Without compromise, budget cuts will automatically go into effect on Friday. It is an $85 billion impact, with the fallout ranging from classrooms to food inspections to the country’s military defense.
How holed up are the two sides?
President Barack Obama appeared at a Tidewater Virginia shipyard Tuesday, but was being roundly criticized for not leading by asking party leaders into some kind of a summit. In-person discussions between the sides have been non-existent. The party line: Republicans won’t compromise, and tax increases and targeted cuts are the answer.
Republicans, however, have been no better. They’ve dug in their heels, apparently willing to sacrifice scores of jobs, not to mention services to children, just to keep Obama from “winning another one.” The party line: the budget trigger was the Democrats’ idea, and spending cuts solve the problem.

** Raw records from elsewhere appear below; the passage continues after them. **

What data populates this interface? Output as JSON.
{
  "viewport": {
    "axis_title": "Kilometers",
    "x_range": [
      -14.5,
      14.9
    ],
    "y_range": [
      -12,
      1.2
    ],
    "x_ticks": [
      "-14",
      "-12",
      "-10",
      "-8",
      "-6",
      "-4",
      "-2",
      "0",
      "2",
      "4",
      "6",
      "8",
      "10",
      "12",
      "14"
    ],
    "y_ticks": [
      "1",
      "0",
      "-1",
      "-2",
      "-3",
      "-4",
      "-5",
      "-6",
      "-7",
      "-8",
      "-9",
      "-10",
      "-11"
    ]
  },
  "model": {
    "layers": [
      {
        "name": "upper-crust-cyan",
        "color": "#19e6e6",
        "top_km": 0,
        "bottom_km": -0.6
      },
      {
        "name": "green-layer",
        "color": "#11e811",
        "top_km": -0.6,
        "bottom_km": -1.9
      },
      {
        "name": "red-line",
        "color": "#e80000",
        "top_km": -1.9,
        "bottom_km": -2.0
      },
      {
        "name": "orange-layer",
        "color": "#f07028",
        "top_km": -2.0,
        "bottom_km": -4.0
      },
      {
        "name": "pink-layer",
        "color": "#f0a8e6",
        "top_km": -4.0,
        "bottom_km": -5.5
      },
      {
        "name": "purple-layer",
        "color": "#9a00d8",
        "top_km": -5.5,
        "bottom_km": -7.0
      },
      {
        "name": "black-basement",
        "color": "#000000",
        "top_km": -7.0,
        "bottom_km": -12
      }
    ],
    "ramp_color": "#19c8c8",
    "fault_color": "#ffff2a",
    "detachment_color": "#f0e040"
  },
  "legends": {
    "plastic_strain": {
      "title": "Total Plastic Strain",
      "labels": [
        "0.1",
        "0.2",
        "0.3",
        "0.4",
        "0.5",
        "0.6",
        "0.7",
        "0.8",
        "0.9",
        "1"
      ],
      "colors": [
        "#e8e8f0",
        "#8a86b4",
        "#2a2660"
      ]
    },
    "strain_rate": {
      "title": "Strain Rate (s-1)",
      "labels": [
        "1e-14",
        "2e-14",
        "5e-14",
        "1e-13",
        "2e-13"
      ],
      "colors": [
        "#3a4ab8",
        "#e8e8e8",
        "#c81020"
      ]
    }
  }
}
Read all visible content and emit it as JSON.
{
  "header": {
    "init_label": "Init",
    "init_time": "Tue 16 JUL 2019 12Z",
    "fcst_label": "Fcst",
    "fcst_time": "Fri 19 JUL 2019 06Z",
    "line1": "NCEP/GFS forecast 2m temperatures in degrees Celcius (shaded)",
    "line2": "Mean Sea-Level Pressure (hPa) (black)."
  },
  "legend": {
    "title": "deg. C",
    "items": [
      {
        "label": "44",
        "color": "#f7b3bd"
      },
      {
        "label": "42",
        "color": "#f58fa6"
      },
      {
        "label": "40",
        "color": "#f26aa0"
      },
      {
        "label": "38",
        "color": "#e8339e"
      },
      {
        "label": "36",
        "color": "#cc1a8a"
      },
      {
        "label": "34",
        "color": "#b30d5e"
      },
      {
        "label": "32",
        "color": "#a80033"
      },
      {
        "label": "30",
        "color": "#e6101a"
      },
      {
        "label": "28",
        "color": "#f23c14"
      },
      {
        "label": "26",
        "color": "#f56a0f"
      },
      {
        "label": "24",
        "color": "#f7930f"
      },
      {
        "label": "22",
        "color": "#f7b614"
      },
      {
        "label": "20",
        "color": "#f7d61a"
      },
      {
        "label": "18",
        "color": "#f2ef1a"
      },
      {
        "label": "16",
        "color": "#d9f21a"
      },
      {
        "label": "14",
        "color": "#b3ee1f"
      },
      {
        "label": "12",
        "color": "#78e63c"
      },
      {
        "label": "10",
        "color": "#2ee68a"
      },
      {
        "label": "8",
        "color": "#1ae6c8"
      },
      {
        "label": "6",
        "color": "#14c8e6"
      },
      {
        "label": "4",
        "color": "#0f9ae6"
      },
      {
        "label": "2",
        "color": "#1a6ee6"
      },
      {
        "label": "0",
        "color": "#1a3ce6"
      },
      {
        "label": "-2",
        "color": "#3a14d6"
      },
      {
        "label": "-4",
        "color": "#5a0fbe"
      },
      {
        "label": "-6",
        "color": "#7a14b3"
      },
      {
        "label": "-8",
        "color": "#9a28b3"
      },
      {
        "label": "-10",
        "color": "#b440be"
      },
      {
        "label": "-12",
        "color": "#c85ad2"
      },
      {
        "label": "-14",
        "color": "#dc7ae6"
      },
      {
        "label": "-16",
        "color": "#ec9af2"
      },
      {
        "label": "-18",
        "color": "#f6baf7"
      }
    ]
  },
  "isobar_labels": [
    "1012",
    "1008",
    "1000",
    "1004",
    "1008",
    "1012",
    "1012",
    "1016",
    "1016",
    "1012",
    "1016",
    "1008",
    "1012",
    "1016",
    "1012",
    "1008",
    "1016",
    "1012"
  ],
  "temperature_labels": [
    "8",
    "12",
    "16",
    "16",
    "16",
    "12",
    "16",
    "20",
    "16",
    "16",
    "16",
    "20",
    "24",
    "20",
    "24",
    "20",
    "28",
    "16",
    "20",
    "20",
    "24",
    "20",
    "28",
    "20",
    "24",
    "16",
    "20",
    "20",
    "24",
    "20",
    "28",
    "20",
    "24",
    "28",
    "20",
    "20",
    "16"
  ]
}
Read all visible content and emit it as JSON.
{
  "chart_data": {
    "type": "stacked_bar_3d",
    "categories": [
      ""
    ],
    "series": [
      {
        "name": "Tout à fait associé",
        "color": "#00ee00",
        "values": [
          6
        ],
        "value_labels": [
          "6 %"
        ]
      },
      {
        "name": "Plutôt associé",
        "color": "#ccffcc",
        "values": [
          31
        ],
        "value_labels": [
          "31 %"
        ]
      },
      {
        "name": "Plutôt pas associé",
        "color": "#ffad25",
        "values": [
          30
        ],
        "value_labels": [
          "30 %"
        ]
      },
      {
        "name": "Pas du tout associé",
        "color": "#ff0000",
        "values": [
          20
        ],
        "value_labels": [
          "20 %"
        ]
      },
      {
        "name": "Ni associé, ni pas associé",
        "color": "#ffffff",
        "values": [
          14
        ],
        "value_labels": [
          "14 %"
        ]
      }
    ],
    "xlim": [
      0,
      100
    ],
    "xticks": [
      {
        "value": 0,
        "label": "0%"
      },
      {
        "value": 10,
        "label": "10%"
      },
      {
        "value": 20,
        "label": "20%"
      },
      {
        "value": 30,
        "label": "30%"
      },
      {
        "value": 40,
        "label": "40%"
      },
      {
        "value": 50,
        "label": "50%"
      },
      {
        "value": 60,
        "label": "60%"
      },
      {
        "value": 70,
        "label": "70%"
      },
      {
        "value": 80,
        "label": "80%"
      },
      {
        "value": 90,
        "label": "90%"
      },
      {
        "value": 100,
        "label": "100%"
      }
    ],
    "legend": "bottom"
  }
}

New Hampshire Republican Sen. Kelly Ayotte summed it up well.
“I think the American people are tired of the blame game,” she said.
And yes, she said it just moments after blaming Obama.
That would be the same Obama who approved issuing news Sunday night that could only be described as panic inducing. The White House let every state know what the cuts would mean state-by-state.
What they didn’t tell us was whether states could make fiscal adjustments and cover shortfalls, or which programs have flexibility.
Granted, North Carolina’s numbers were eye-popping — more than $258 million in military and law enforcement, more than $40 million in education, more than $5 million in health and nearly $5 million in the environment.
North Carolina isn’t likely to cover it all or be flexible enough to adjust for it all. We’re going to get hurt, too.
Tired and weary are we of this merry-go-round atmosphere in Washington. The bottom line is both sides need to be talking to each other, and both need a lesson on what it means to compromise.